Modular research with Octopus and Hypergraph

In this post, Alexandra Freeman and Chris Hartgerink (the founders of both projects) talk about what makes their projects similar and what sets them apart, in order to better understand future work that can be done cooperatively.

Octopus and Hypergraph are both projects trying to change how researchers communicate their work. By changing the unit of publication from an entire research project to individual steps, they both try to improve reproducibility, access, and other issues in research.

In this post, Alexandra Freeman and Chris Hartgerink (the founders of both projects) talk about what makes their projects similar and what sets them apart, in order to better understand future work that can be done cooperatively.

CHJH: Alex, I’m still amazed we came up with this around the same time. I published about it in April 2018, you won an award from the Royal Society in November 2018. Why do you think ‘as you go’ research publishing has not happened before?

AF: I know - ‘micropublishing’ has been a bit of a niche interest until recently. I think that the world of academia (or at least academic science) tends to be rather conservative. Whilst researchers are used to using the internet to its full capabilities in every other part of their life, when it comes to the most fundamentally entrenched part of it, I think it’s too easy to think that ‘this is the way it’s been done forever, so this is the way that it should be done’ and also for researchers to feel powerless and that the ‘publishing system’ is something that is imposed upon them and not something they themselves can influence. I think there have been others who think like us in the past, but I feel that only now is there a bit more of a growing consensus that ‘something has to change’ and that is hopefully inspiring more people to think about and discuss increasingly radical models - like micropublishing.

AF: So my question to you now, Chris. We each have our ideas about how and why breaking up the ‘paper’ as the unit of publication is so important. What was the main factor that led you to this way of thinking?

CHJH: In 2017, the International Federation of Library Associations (IFLA) asked me to contribute to their conference session “Being open about open.” In preparation for that, I asked myself, what could the publishing system look like if we started from scratch today? Knowing what we know and with the tools available to us, this thought exercise resulted in the first steps down this road. How would a system look like that included preregistration from the start, instead of just an afterthought? How would a system look like that could preempt selective publication based on results? I started thinking about this step by step process and it crystallised that a lot of issues arise from the ‘after the fact’ nature of the article. When I found a 1998 article by an Elsevier researcher proposing something very similar, I felt like the time was more ripe now than back then.

CHJH: I notice you call it ‘micropublishing’, where I call it ‘as you go.’ When I think of micropublications, I think of micro papers containing one specific finding, which is different. Could you expand a bit more about what you specifically understand with micropublishing and why you call it that?
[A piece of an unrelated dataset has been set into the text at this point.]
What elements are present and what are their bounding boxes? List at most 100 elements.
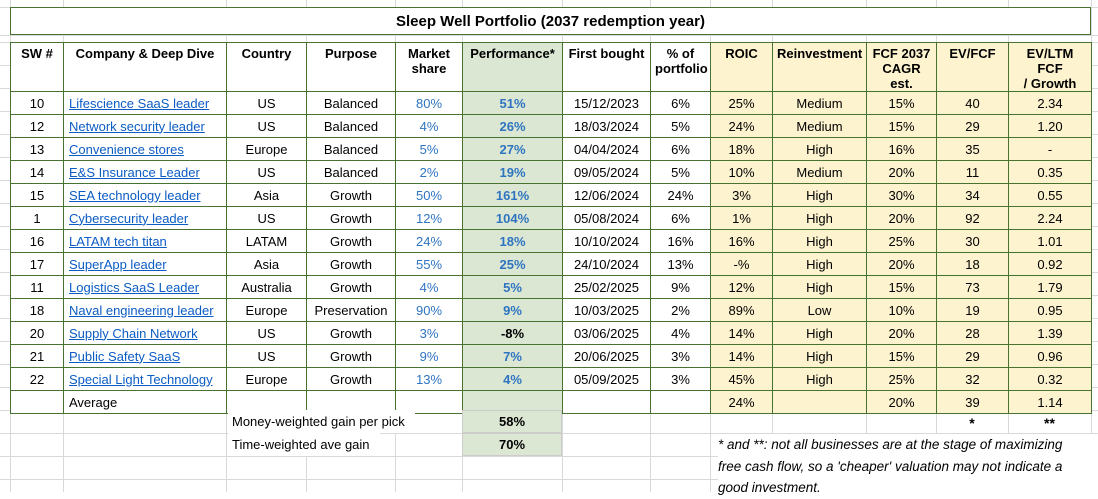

AF: Oh our journeys are so similar!

So, micropublishing is a term that other people have used, and I took it to mean publishing in smaller units than a paper rather than mini-papers - but maybe I’m misunderstanding!

Although, when explaining what you and I mean by publishing in ‘smaller units’ than a paper, I sometimes say things like ‘publishing as you go’, I also think that phrase can be misleading. I want the system to enable a different kind of working, and to encourage greater specialisation within scientific research. By that I don’t mean specialisation by field, but specialisation by skill-set. The most obvious example might be statistical analysis of data, which at the moment is often done by non-specialists (and sometimes dangerously badly as a result), but it is equally true of protocol design, or data collection (think of the very specialised laboratory or field skills required in many areas of science). I think we should be encouraging people to feel they can specialise and develop top-notch skills and get full credit for their work using those skills, without needing to do everything else included within a traditional paper.

So, it is not just ‘publishing as you go’ - doing the same as you would if you were writing a traditional paper and chopping it up. Sure, you can do that, but much more excitingly, you can avoid doing that: you can instead do the bits you enjoy/excel at/have the resources for at the moment and still get all the credit you deserve for doing that work excellently. That, I think, will open up science a lot more, really make it a ‘collaborative project’ - where you can add pieces to the grand jigsaw of scientific research, collaborating with others who may live in a different place and a different time and speak a different language from you.

AF: So, the big question! Why has the system not changed despite people having been talking about this for more than 30 years? And how do we make it change now?

CHJH: The language surrounding this is fascinating, hearing your perspective makes me think about whether as you go is clear enough (I’d been reading it more like what you envision). Why the system hasn’t changed is a good question, and on a short timeframe it does feel like that.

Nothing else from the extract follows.